Past Residents
Past Resident2013: The New York Community Trust’s Edward and Sally Van Lier Fund
Kevin Beasley
Kevin Beasley’s sculpture and performance begins with the insistence on the most basic yet complicated aspects of being – what we know to be present is relative to our own ability to conceive it and because we are unable to experience it or to perceive it with our senses does not mean it is not there and that its being there is in fact so vital and foundational to everything that follows. While a significant amount of his materials are personal, their inclusion is not to posit an autobiographical narrative nor are they there to signify or testify to his particular lived experience. Rather they indicate the importance of origin and identity for Beasley as something which is always suspect and that he is constantly negotiating.
(Text by Adrienne Edwards).
Kevin Beasley (b. 1985, Lynchburg, VA) received his BFA from the College for Creative Studies, Detroit and his MFA in Sculpture from Yale University in 2012. He has exhibited nationally with The Butcher’s Daughter, Detroit and in group shows in Los Angeles, throughout Michigan, and New York. Beasley’s performances were featured during Some Sweet Day at the Museum of Modern Art, New York and Danspace Projects, New York. Currently, Beasley’s work is featured in Fore at the Studio Museum in Harlem.
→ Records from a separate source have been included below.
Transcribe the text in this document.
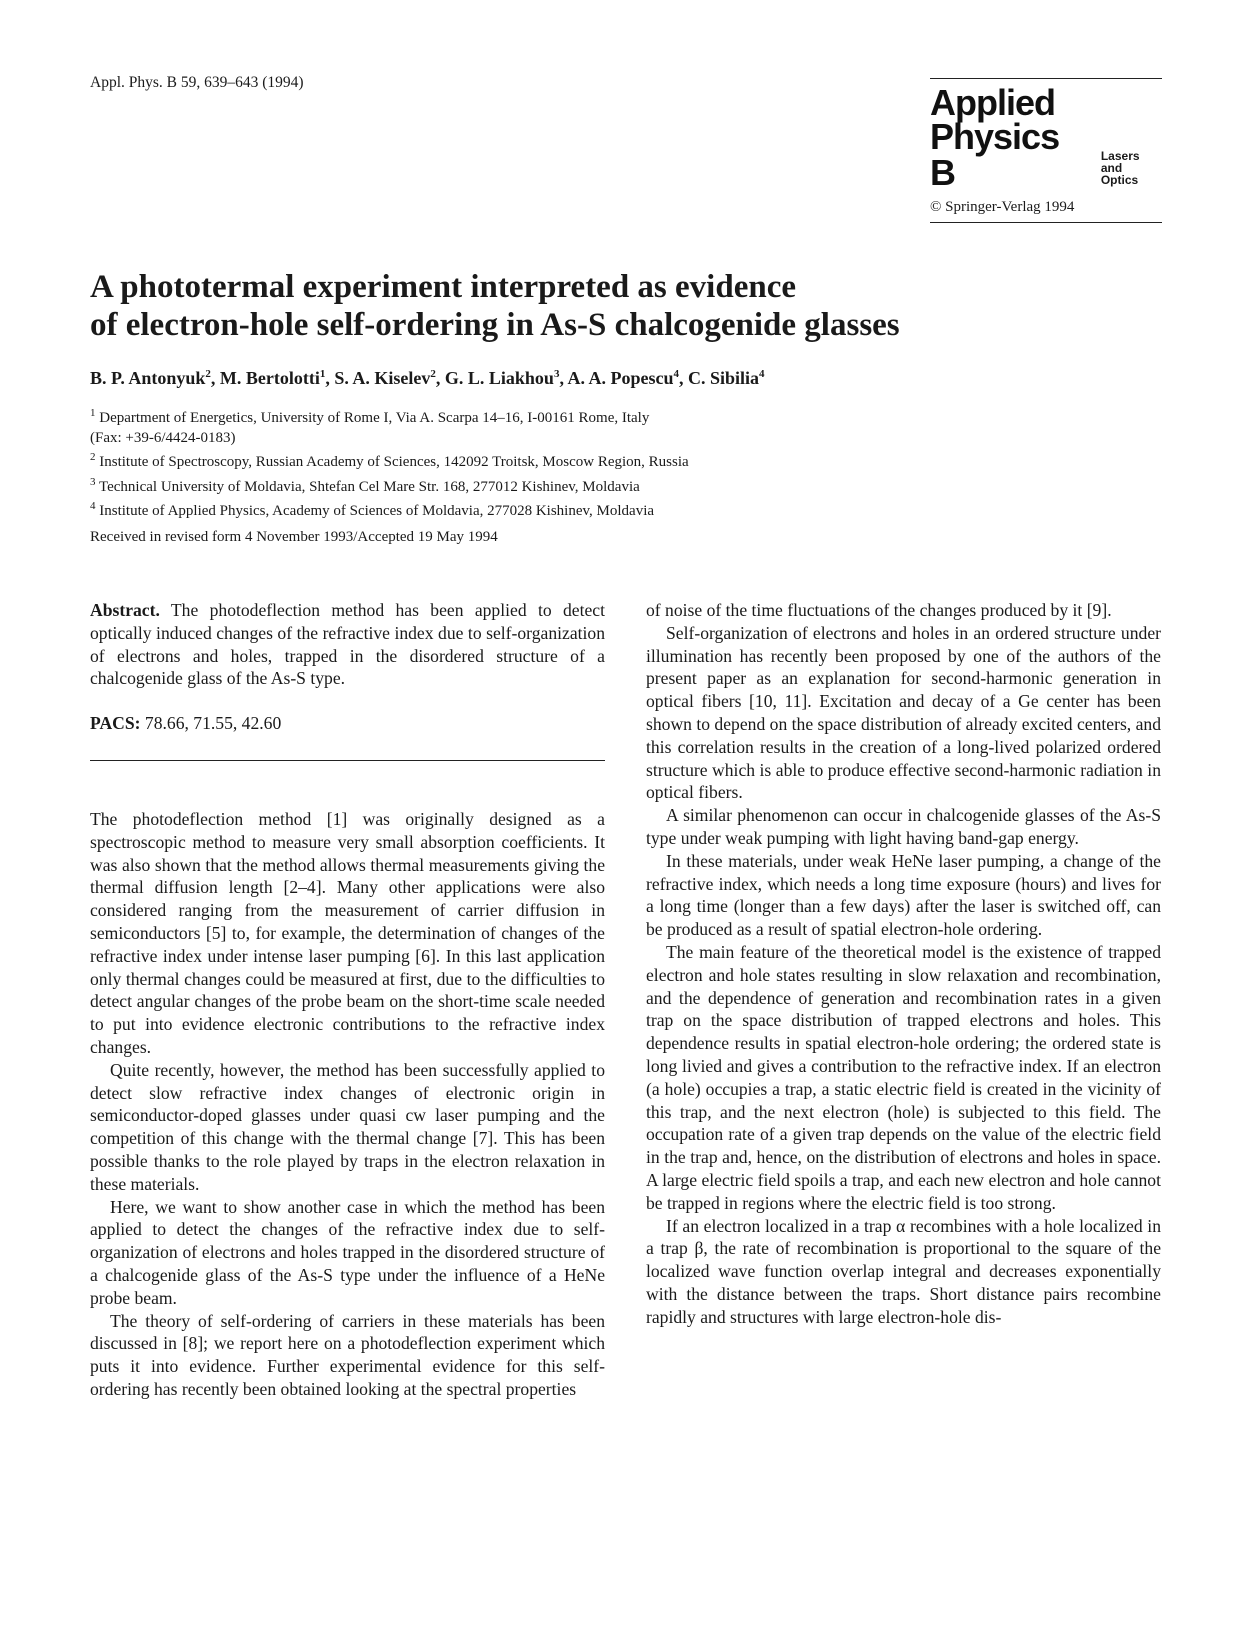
Appl. Phys. B 59, 639–643 (1994)	Applied
Physics B	Lasers
and Optics
© Springer-Verlag 1994
A phototermal experiment interpreted as evidence
of electron-hole self-ordering in As-S chalcogenide glasses
B. P. Antonyuk$^2$, M. Bertolotti$^1$, S. A. Kiselev$^2$, G. L. Liakhou$^3$, A. A. Popescu$^4$, C. Sibilia$^4$
$^1$ Department of Energetics, University of Rome I, Via A. Scarpa 14–16, I-00161 Rome, Italy
(Fax: +39-6/4424-0183)
$^2$ Institute of Spectroscopy, Russian Academy of Sciences, 142092 Troitsk, Moscow Region, Russia
$^3$ Technical University of Moldavia, Shtefan Cel Mare Str. 168, 277012 Kishinev, Moldavia
$^4$ Institute of Applied Physics, Academy of Sciences of Moldavia, 277028 Kishinev, Moldavia
Received in revised form 4 November 1993/Accepted 19 May 1994

Abstract. The photodeflection method has been applied to detect optically induced changes of the refractive index due to self-organization of electrons and holes, trapped in the disordered structure of a chalcogenide glass of the As-S type.

PACS: 78.66, 71.55, 42.60

The photodeflection method [1] was originally designed as a spectroscopic method to measure very small absorption coefficients. It was also shown that the method allows thermal measurements giving the thermal diffusion length [2–4]. Many other applications were also considered ranging from the measurement of carrier diffusion in semiconductors [5] to, for example, the determination of changes of the refractive index under intense laser pumping [6]. In this last application only thermal changes could be measured at first, due to the difficulties to detect angular changes of the probe beam on the short-time scale needed to put into evidence electronic contributions to the refractive index changes.

Quite recently, however, the method has been successfully applied to detect slow refractive index changes of electronic origin in semiconductor-doped glasses under quasi cw laser pumping and the competition of this change with the thermal change [7]. This has been possible thanks to the role played by traps in the electron relaxation in these materials.

Here, we want to show another case in which the method has been applied to detect the changes of the refractive index due to self-organization of electrons and holes trapped in the disordered structure of a chalcogenide glass of the As-S type under the influence of a HeNe probe beam.

The theory of self-ordering of carriers in these materials has been discussed in [8]; we report here on a photodeflection experiment which puts it into evidence. Further experimental evidence for this self-ordering has recently been obtained looking at the spectral properties

of noise of the time fluctuations of the changes produced by it [9].

Self-organization of electrons and holes in an ordered structure under illumination has recently been proposed by one of the authors of the present paper as an explanation for second-harmonic generation in optical fibers [10, 11]. Excitation and decay of a Ge center has been shown to depend on the space distribution of already excited centers, and this correlation results in the creation of a long-lived polarized ordered structure which is able to produce effective second-harmonic radiation in optical fibers.

A similar phenomenon can occur in chalcogenide glasses of the As-S type under weak pumping with light having band-gap energy.

In these materials, under weak HeNe laser pumping, a change of the refractive index, which needs a long time exposure (hours) and lives for a long time (longer than a few days) after the laser is switched off, can be produced as a result of spatial electron-hole ordering.

The main feature of the theoretical model is the existence of trapped electron and hole states resulting in slow relaxation and recombination, and the dependence of generation and recombination rates in a given trap on the space distribution of trapped electrons and holes. This dependence results in spatial electron-hole ordering; the ordered state is long livied and gives a contribution to the refractive index. If an electron (a hole) occupies a trap, a static electric field is created in the vicinity of this trap, and the next electron (hole) is subjected to this field. The occupation rate of a given trap depends on the value of the electric field in the trap and, hence, on the distribution of electrons and holes in space. A large electric field spoils a trap, and each new electron and hole cannot be trapped in regions where the electric field is too strong.

If an electron localized in a trap α recombines with a hole localized in a trap β, the rate of recombination is proportional to the square of the localized wave function overlap integral and decreases exponentially with the distance between the traps. Short distance pairs recombine rapidly and structures with large electron-hole dis-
Residents from United States
Past Resident2013: Mondriaan Fund
Paulien Oltheten
Paulien Oltheten creates series of photographs and videoworks which explore human relations in public space and examine the similarities and differences in cultures through physical activity. She extends the photo and video works by commenting with sketches and text and will restage behaviors from the photos and videos by herself or with the help of spectators. The result appears as a kind of archive, an anthropological study, and allows us to reconsider the context of reality. It is a study full of gentle humour.
Paulien Oltheten (born 1982) is based in Amsterdam where she studied at the Rijksakademie until 2006. Her solo exhibitions include; It’s my imagination, you know, Gallery Fons Welters, Amsterdam; Kitbag Questions, Dvir Gallery, Tel Aviv and Walk on a line, Nederlands Fotomuseum, Rotterdam. Group exhibitions include Desire Lines, ACCA Melbourne; Daegu Photo Biennial; Safari, Le Lieu Uniques, Nantes; CREAM festival, BANKart Studio, Yokohama and Off the Record, Stedelijk Museum, Amsterdam. Oltheten has published the monographs Theory of the Street, 2007; A Sort of Lecture, 2011 and Photos from Japan and my Archive 2011. She was the recipient of the 2012 Dutch Doc Award.
Residents from The Netherlands
Past Resident2013: Alfred Kordelin Foundation
Laura Horelli
Laura Horelli’s video installations address subjects related to memory, loss and identity. The narrative is often personal, but includes an analytical and expansive dimension. Central to the work is the absence / presence of Horelli’s mother, who died in 1987. Multiple perspectives are created by the use of various literary sources: extracts from diaries, letters, interviews and the artist’s own recollections. Often there is interplay between voice-over and family photographs. Other pieces have appropriated TV-footage of a children’s cooking program, Super 8 film recordings of places in Berlin and Los Angeles or taped testimonies. Through the act of looking closely, the artist attempts to create something else from the existing material.
Laura Horelli (born 1976, Helsinki) lives and works in Berlin. She graduated from Städelschule, Frankfurt and the Academy of Fine Arts, Helsinki in 2001. Horelli’s work has been exhibited internationally at the 49th and 53rd Venice Biennales; Manifesta 5, San Sebastian; Gwanju Biennale; Kiasma, Helsinki; n.b.k., Berlin; Ludlow38, New York; Kunsthaus Bregenz; Palais de Tokyo, Paris; Gasworks, London; Galerie im Taxispalais, Innsbruck and Goethe-Institut Nairobi. Horelli was a visiting professor at the University of Fine Arts, Berlin in 2007. In 2011 she received The Hanna Höch Prize for Young Artists from the City of Berlin. She was recently awarded a 5-year working grant from the Arts Council of Finland. Horelli is represented by Galerie Barbara Weiss, Berlin.